The Russian Navy is seen as being on a back foot in the war in Ukraine. From an initial position of dominance, it is now operating in a much more limited way following a series of setbacks. Not least the sinking of the cruiser Moskva in April, and subsequent deliveries of Harpoon missiles to Ukraine. But there are signs that Russia has been trying to expand and enhance its naval bases in Crimea.
Images indicate that the Russian Navy is re-establishing a naval base at Balaklava. The isolated inlet on the southern coast of Crimea is ideally suited and is the site of a historic Cold War base.
At the same time, there has been ongoing work in the main naval base at Sevastopol.
The New Base At Balaklava
Balaklava is a small inlet 5 miles south of Sevastopol. Steep hills provide natural protection against storms and, up to a point, reconnaissance. So, despite its narrow confines, it was the site of a major naval base during the Cold War. In the 1950s the Soviets dug a submarine tunnel into the mountain on the west side.
The submarine tunnels fell into disuse after the collapse of the USSR and the base was inherited by the newly formed Ukrainian Navy. Although some small warships were present from time to time, the base was largely forgotten. And, after years of abandonment, the submarine tunnels were turned into a museum. An old Romeo class submarine, S-49, was added in 2021.
In spite of the museum, in recent years there have been reports in Russian media that the base might be reactivated. These appeared to be highly speculative at the time. Only now, after the invasion, has work begun.
The medieval ruins overlooking Balaklava are a popular tourist attraction and the harbour itself is filled with yachts. So, the new infrastructure could conceivably be explained away as civilian. There have also been reports in local media of plans to expand the yacht facilities in the harbor. But the timing and context clearly point to this being a new naval facility.
The museum is still open to the public so tales that the tunnels themselves may be reactivated seem unlikely. However, the new quay will bring the base back into operation.
It is too early to say how many warships the new facilities will be able to accommodate. Or which classes. But it is expected to become a satellite base of Sevastopol if it is completed. Possibly the Kilo Class submarines, which are already using Sevastopol less frequently, will be prioritized.
New Construction At Sevastopol
The area in Sevastopol has previously been the home of the FSB’s (the modern KGB) patrol ships. These have been patrolling the north of Crimea and the area of the Kerch Bridge intensely since the invasion. It is unclear whether the FSB will still berth there after the upgrade.

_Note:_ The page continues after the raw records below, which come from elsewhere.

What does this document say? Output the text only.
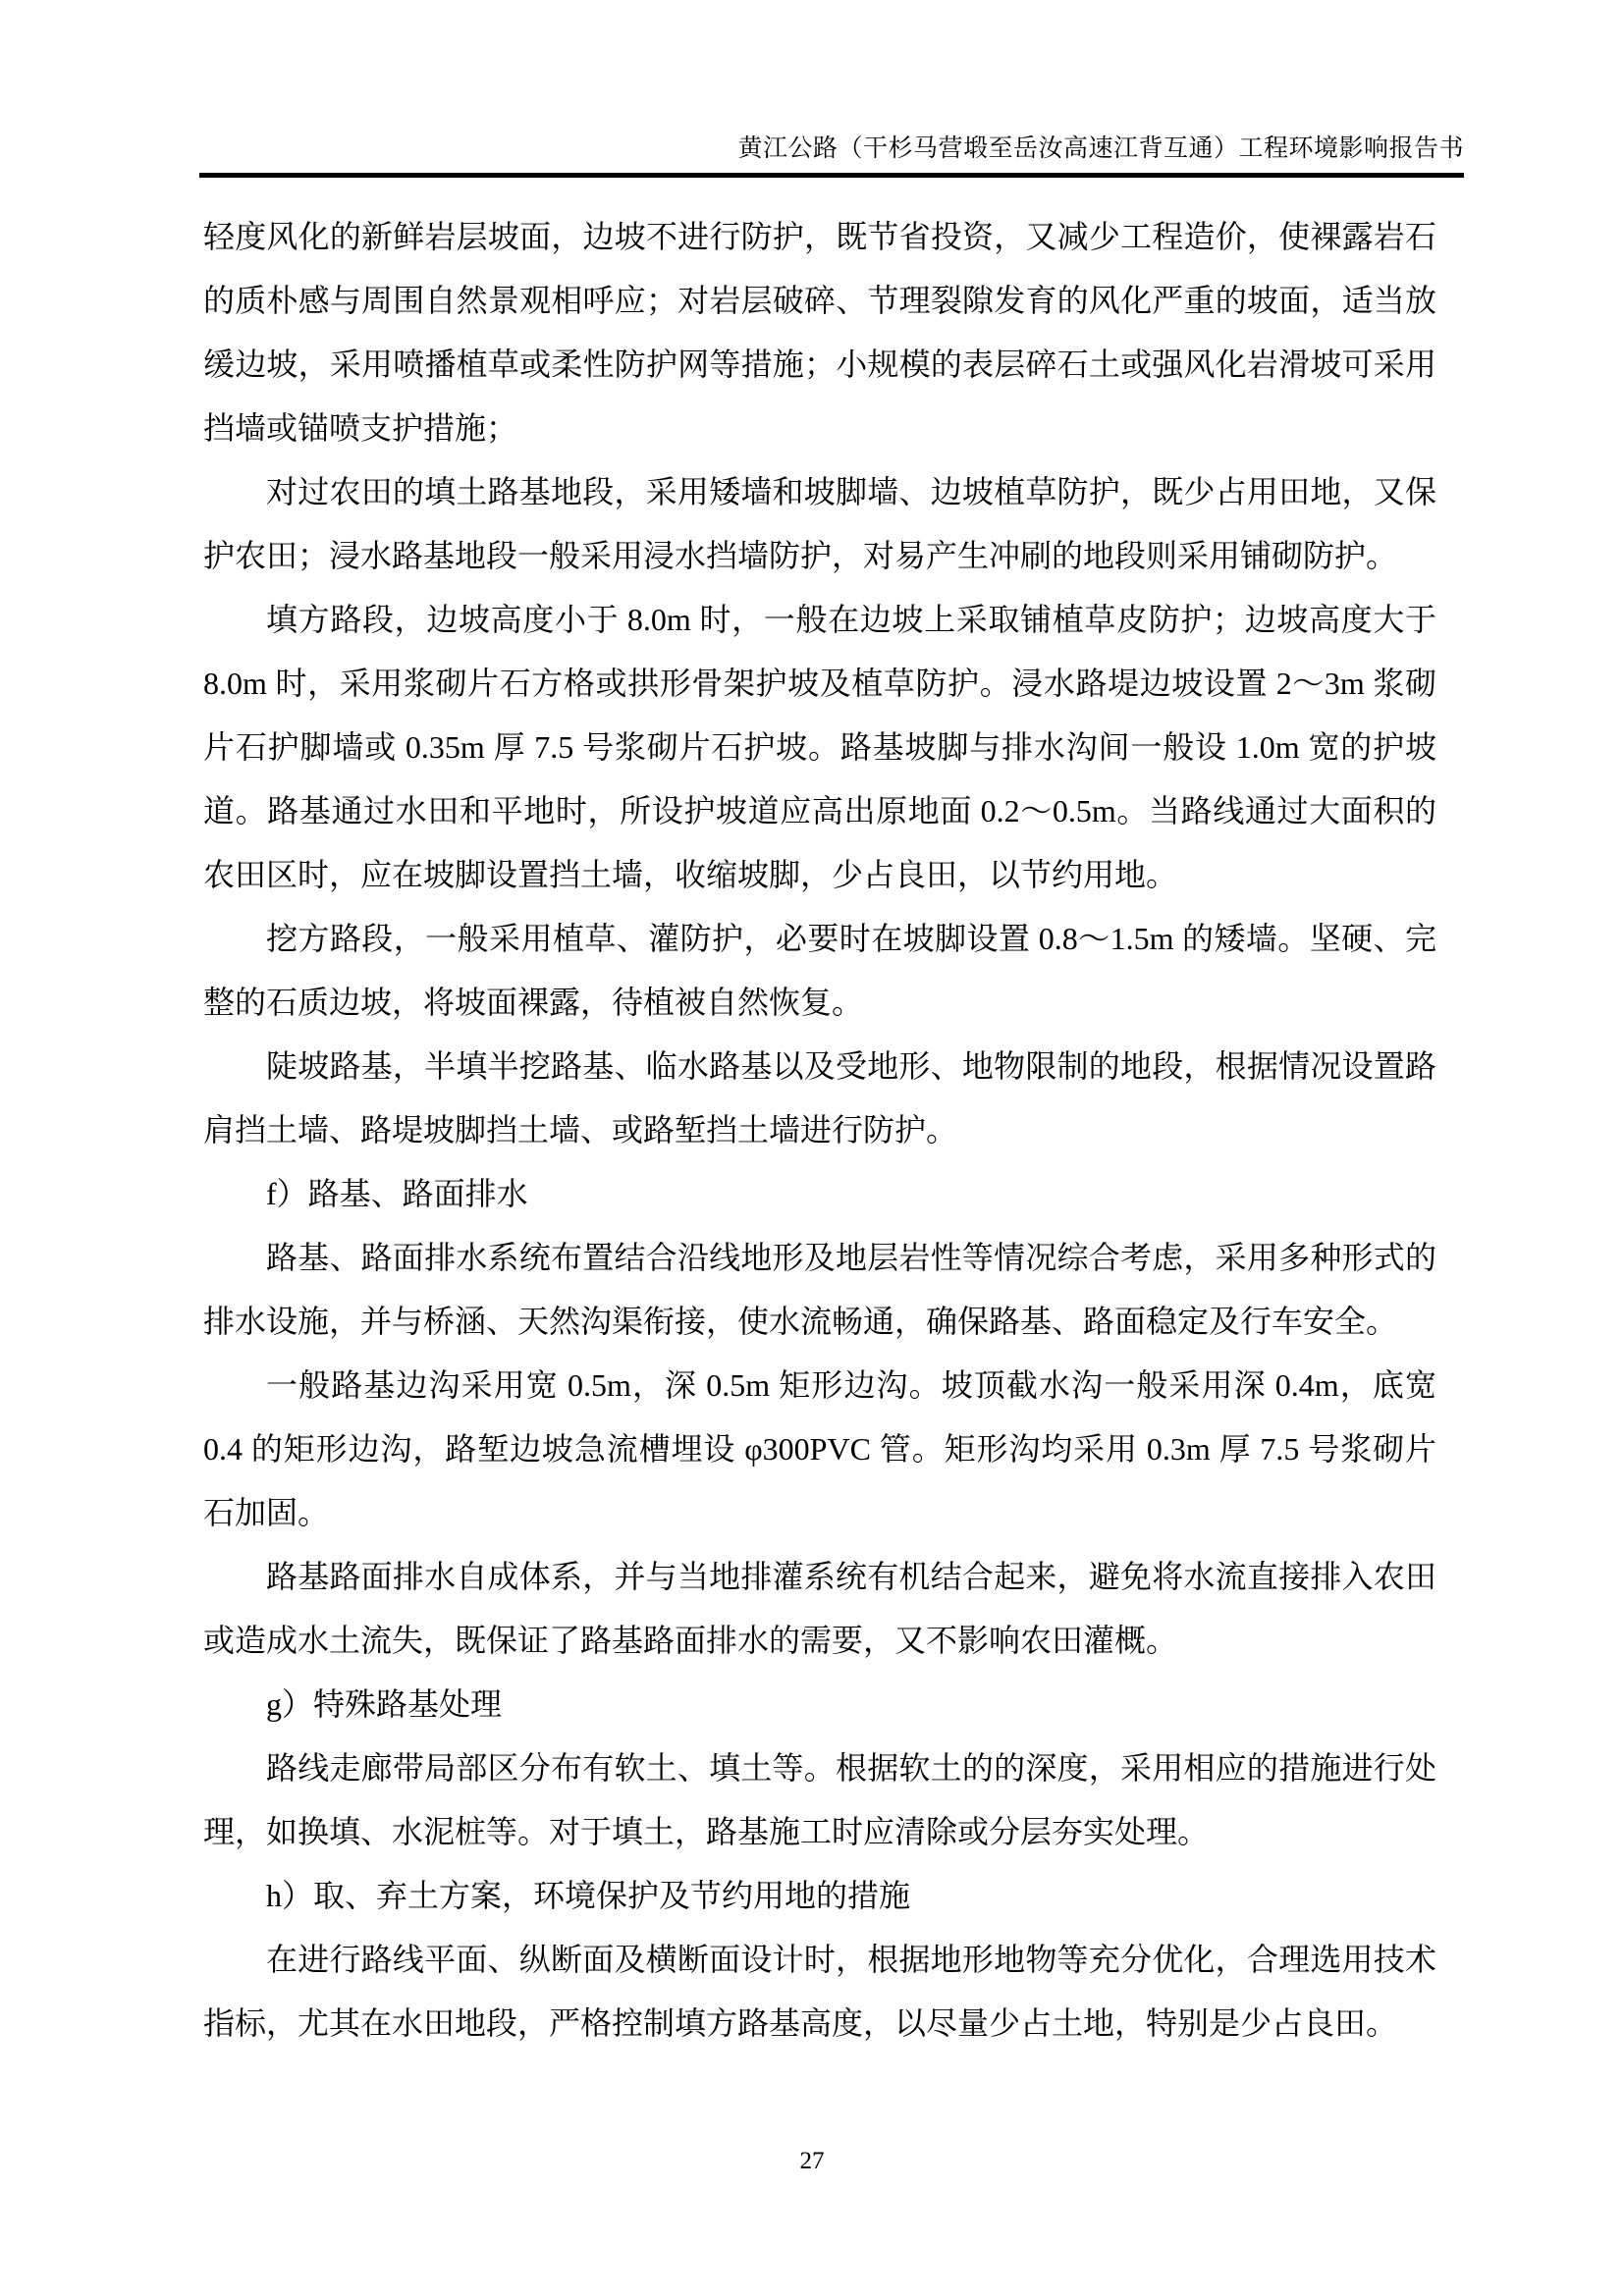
黄江公路（干杉马营塅至岳汝高速江背互通）工程环境影响报告书

轻度风化的新鲜岩层坡面，边坡不进行防护，既节省投资，又减少工程造价，使裸露岩石的质朴感与周围自然景观相呼应；对岩层破碎、节理裂隙发育的风化严重的坡面，适当放缓边坡，采用喷播植草或柔性防护网等措施；小规模的表层碎石土或强风化岩滑坡可采用挡墙或锚喷支护措施；

对过农田的填土路基地段，采用矮墙和坡脚墙、边坡植草防护，既少占用田地，又保护农田；浸水路基地段一般采用浸水挡墙防护，对易产生冲刷的地段则采用铺砌防护。

填方路段，边坡高度小于 8.0m 时，一般在边坡上采取铺植草皮防护；边坡高度大于 8.0m 时，采用浆砌片石方格或拱形骨架护坡及植草防护。浸水路堤边坡设置 2～3m 浆砌片石护脚墙或 0.35m 厚 7.5 号浆砌片石护坡。路基坡脚与排水沟间一般设 1.0m 宽的护坡道。路基通过水田和平地时，所设护坡道应高出原地面 0.2～0.5m。当路线通过大面积的农田区时，应在坡脚设置挡土墙，收缩坡脚，少占良田，以节约用地。

挖方路段，一般采用植草、灌防护，必要时在坡脚设置 0.8～1.5m 的矮墙。坚硬、完整的石质边坡，将坡面裸露，待植被自然恢复。

陡坡路基，半填半挖路基、临水路基以及受地形、地物限制的地段，根据情况设置路肩挡土墙、路堤坡脚挡土墙、或路堑挡土墙进行防护。

f）路基、路面排水

路基、路面排水系统布置结合沿线地形及地层岩性等情况综合考虑，采用多种形式的排水设施，并与桥涵、天然沟渠衔接，使水流畅通，确保路基、路面稳定及行车安全。

一般路基边沟采用宽 0.5m，深 0.5m 矩形边沟。坡顶截水沟一般采用深 0.4m，底宽 0.4 的矩形边沟，路堑边坡急流槽埋设 φ300PVC 管。矩形沟均采用 0.3m 厚 7.5 号浆砌片石加固。

路基路面排水自成体系，并与当地排灌系统有机结合起来，避免将水流直接排入农田或造成水土流失，既保证了路基路面排水的需要，又不影响农田灌概。

g）特殊路基处理

路线走廊带局部区分布有软土、填土等。根据软土的的深度，采用相应的措施进行处理，如换填、水泥桩等。对于填土，路基施工时应清除或分层夯实处理。

h）取、弃土方案，环境保护及节约用地的措施

在进行路线平面、纵断面及横断面设计时，根据地形地物等充分优化，合理选用技术指标，尤其在水田地段，严格控制填方路基高度，以尽量少占土地，特别是少占良田。

27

The new quay in Sevastopol may have been planned for some time. But as late as February 10, two weeks before the invasion, FSB coast guard cutters were parked there as usual. After the invasion it was mostly cleared and ready for construction.
The war is not going to Russia’s plan. Although it may still be some time away, there is now talk of Ukraine retaking Crimea which was annexed by Russia in 2014. This seemed unthinkable just months ago.
Work started before the war began to go against Russia. Now the construction of these facilities is still progressing but they may not be ready for some months. In that time a lot could happen. So it is unclear whether they will ever serve their intended purpose.
These developments are significant however and are no doubt being followed closely by analysts.